Ingredients

2 tablespoons unsalted butter, softened 

2 medium shallots, very thinly sliced (about 1/2 cup) 

Coarse salt and freshly ground pepper 

4 ounces sorrel, tough stems removed, cut crosswise into 3/4-inch pieces (about 3 cups) 

1 1/2 pounds new potatoes, preferably German Butterball or Yukon gold, peeled and cut crosswise into 1/8-inch-thick rounds 

1 1/4 cups heavy cream 

Preparation

Preheat oven to 350 degrees. Coat an 8-inch square baking dish with 1 tablespoon butter.
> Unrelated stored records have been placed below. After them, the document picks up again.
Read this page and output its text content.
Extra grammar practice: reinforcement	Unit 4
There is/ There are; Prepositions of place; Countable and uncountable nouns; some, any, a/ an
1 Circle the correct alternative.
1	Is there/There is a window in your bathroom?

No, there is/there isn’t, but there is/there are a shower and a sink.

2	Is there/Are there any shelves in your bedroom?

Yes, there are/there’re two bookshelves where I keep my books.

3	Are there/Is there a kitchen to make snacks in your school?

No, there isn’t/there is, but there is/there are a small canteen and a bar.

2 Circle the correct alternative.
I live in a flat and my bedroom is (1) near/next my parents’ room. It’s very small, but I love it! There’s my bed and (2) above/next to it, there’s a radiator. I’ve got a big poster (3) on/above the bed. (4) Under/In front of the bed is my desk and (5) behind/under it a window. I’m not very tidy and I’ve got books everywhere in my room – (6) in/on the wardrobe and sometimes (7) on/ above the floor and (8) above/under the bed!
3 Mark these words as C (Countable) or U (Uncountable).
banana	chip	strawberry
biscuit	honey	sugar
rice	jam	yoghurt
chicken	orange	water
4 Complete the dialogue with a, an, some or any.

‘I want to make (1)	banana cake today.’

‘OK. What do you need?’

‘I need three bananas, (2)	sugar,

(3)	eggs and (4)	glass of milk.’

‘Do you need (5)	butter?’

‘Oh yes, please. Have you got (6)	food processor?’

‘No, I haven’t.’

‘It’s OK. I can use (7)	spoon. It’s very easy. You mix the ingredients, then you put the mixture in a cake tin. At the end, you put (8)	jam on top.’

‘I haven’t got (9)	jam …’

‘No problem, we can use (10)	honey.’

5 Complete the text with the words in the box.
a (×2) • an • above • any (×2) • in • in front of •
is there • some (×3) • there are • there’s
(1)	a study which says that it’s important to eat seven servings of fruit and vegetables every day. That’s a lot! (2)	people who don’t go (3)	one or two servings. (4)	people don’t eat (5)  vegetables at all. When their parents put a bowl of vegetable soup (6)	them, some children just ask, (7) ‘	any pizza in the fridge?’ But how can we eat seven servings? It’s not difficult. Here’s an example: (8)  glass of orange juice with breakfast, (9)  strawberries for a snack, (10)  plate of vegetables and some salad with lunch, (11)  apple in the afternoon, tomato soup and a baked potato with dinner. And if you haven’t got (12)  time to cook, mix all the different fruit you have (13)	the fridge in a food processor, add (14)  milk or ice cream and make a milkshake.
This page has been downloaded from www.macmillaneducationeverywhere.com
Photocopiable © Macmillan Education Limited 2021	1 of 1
Arrange shallots in an even layer over bottom of baking dish. Season with 1/2 teaspoon salt and 1/4 teaspoon pepper.

Arrange half of the sorrel over shallots, then layer with half of the potatoes. Season with 1/4 teaspoon salt. Repeat with remaining sorrel and potatoes. Season with 1/4 teaspoon salt and 1/4 teaspoon pepper. Pour cream over top, and dot with remaining tablespoon butter.

Cover with foil; bake 1 hour. Uncover; bake until potatoes are tender and cream is thick, about 20 minutes more. Let stand 15 minutes before serving.